[The Golden Fleece by Julian Hawthorne]@TWC D-Link book
The Golden Fleece

CHAPTER II
7/19

Reality,--what a delight it is! The actual touch and feeling of the spontaneous natural creature have been so buried beneath centuries of hypocrisy and humbug that we have ceased to believe in them save as a metaphysical abstraction.

But even as water, long depressed under-ground in perverse channels, surges up to the surface, and above it, at last, in a fountain of relief, so Nature, after enduring ages of outrage and banishment, leaps back to her rightful domain in some individual whom we call extraordinary because he or she is natural.
Grace Parsloe did not seem (regarded as to her temperament and quality) to belong where she was: therefore she was a delightful incident there.
Had she been met with in the days of the Old Testament, or in the depths of Persia or India at the present time, even, she might have appeared commonplace.

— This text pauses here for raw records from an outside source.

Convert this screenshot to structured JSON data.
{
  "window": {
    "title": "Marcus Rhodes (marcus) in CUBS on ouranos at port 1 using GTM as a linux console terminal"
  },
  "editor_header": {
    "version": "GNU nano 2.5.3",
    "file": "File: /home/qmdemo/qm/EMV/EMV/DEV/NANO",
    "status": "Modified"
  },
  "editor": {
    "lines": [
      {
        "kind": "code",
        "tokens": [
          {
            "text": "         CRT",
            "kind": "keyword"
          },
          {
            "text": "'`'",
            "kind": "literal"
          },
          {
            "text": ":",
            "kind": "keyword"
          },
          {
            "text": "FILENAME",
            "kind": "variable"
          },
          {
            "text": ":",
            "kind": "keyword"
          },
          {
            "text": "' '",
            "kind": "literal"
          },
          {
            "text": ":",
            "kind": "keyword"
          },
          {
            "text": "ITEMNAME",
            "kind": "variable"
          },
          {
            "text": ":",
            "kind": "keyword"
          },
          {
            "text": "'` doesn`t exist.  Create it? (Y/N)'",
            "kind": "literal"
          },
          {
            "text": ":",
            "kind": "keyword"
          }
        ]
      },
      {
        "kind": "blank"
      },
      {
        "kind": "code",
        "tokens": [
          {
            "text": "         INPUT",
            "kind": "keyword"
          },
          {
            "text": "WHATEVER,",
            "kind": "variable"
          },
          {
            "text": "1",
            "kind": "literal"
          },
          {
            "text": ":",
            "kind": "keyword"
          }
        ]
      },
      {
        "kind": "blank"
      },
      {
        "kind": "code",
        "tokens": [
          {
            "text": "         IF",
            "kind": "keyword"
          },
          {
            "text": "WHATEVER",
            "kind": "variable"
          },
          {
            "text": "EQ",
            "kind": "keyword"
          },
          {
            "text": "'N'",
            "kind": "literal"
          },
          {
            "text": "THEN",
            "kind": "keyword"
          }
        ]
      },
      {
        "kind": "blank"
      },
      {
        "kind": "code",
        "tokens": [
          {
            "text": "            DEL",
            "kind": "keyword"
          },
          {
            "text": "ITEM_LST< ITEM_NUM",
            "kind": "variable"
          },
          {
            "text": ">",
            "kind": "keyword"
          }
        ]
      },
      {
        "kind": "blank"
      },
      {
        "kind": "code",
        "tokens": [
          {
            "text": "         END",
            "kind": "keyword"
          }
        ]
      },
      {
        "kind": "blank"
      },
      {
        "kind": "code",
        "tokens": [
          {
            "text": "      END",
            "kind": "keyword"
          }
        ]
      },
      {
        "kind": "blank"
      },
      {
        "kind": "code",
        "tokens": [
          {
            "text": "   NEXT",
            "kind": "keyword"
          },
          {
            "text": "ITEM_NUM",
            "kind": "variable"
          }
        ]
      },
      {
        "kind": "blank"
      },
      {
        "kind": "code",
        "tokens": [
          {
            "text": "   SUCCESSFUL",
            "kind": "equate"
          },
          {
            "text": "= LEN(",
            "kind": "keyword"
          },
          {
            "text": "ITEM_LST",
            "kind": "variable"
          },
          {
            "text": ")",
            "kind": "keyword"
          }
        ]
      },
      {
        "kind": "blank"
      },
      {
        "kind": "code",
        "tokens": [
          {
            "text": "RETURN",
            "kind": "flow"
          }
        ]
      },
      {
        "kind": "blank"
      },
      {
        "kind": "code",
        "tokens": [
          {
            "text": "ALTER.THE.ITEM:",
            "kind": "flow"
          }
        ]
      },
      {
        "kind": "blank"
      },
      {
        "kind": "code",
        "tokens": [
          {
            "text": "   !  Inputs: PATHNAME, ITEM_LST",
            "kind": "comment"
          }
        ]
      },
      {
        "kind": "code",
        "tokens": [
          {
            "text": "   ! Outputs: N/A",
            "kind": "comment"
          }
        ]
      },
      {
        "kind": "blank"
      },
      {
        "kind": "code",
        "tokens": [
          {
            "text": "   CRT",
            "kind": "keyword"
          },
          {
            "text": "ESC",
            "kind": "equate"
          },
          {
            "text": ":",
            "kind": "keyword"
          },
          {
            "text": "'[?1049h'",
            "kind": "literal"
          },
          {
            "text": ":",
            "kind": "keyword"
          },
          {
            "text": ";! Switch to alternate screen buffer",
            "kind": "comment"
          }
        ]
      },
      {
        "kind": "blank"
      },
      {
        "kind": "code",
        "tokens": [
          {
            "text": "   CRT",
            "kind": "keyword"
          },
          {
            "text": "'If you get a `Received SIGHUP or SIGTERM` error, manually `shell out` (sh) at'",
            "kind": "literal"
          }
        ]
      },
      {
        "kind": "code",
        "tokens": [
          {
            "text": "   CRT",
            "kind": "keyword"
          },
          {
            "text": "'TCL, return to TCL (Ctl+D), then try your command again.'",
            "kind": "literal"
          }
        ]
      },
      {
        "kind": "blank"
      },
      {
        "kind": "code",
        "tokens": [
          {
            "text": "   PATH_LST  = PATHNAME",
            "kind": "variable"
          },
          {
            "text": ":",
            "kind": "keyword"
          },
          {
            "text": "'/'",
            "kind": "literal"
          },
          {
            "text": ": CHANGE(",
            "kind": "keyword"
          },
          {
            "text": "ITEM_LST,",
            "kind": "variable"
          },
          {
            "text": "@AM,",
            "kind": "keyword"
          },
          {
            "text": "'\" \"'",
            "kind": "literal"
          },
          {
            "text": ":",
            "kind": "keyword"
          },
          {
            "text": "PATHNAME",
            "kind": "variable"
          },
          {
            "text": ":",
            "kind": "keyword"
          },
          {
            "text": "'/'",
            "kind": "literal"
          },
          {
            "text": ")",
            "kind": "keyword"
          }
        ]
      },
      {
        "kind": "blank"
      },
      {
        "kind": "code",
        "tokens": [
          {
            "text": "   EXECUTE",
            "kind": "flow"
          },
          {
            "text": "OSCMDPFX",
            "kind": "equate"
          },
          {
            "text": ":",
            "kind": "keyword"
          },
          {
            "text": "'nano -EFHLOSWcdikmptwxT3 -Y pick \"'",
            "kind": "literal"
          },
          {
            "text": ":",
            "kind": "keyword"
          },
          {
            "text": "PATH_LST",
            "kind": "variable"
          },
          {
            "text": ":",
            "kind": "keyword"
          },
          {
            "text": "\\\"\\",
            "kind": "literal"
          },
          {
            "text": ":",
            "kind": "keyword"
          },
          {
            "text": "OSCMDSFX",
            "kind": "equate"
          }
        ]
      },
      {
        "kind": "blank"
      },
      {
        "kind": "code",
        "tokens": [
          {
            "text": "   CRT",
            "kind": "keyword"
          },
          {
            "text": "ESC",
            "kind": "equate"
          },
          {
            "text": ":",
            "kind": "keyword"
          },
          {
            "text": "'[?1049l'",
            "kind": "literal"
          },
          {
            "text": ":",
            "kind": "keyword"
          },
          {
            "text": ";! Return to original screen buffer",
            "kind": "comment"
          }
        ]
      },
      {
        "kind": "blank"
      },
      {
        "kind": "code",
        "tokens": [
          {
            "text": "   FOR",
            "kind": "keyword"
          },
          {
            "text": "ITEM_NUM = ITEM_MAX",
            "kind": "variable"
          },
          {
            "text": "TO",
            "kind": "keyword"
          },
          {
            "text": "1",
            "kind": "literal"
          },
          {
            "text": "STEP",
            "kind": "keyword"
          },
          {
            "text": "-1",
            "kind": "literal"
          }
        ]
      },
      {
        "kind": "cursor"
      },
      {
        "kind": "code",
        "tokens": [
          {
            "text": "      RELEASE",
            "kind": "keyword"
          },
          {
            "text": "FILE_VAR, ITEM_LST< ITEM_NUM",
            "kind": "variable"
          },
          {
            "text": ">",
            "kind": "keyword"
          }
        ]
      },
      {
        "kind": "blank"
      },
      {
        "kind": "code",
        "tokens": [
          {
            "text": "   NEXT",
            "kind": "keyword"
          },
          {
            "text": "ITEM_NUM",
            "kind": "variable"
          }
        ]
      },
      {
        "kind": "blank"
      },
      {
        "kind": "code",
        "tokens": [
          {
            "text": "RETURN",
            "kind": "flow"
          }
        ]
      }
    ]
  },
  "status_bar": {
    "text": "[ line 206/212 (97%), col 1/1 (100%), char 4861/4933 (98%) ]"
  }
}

But here she was in conventional costume, with conventional manners.

And, just as the nautch-girls, and other Oriental dancers and posturers, wear a costume which suggests nature more effectively than does nature itself, so did Grace's conventionality suggest to Freeman the essential absence of conventionality more forcibly than if he had seen her clad in a turban and translucent caftan, dancing off John the Baptist's head, or driving a nail into that of Sisera.

Grace certainly owed much of her importance to her situation, which rendered her foreign and piquante.